The cumulative use of cannabis by adolescents has no direct effect on intelligence decline, according to longitudinal data published today in the Proceedings of the National Academy of Sciences.
Investigators at the University of California, Los Angeles and the University of Minnesota evaluated whether marijuana use was associated with changes in intellectual performance in two longitudinal cohorts of adolescent twins. Participants were assessed for intelligence at ages 9 to 12, before marijuana involvement, and again at ages 17 to 20.
Researchers reported no dose-response relationship between cannabis use and IQ decline. They also found no significant differences in performance among marijuana using subjects when compared to their non-using twins.

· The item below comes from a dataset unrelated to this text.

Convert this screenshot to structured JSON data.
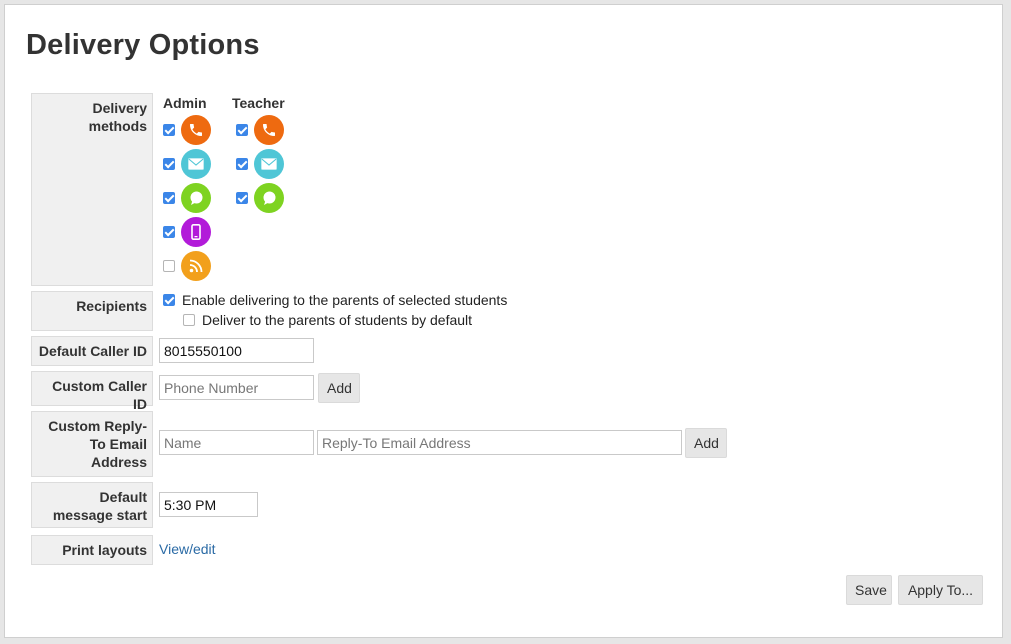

Investigators concluded: “In the largest longitudinal examination of marijuana use and IQ change, … we find little evidence to suggest that adolescent marijuana use has a direct effect on intellectual decline. … [T]he lack of a dose–response relationship, and an absence of meaningful differences between discordant siblings lead us to conclude that the deficits observed in marijuana users are attributable to confounding factors that influence both substance initiation and IQ rather than a neurotoxic effect of marijuana.”
The findings follow the publication of a separate longitudinal study in the Journal of Pharmacology which concluded that cumulative adolescent marijuana use is not associated with lower IQ or poorer educational performance once adjustments are made for potential confounders, specifically cigarette smoking.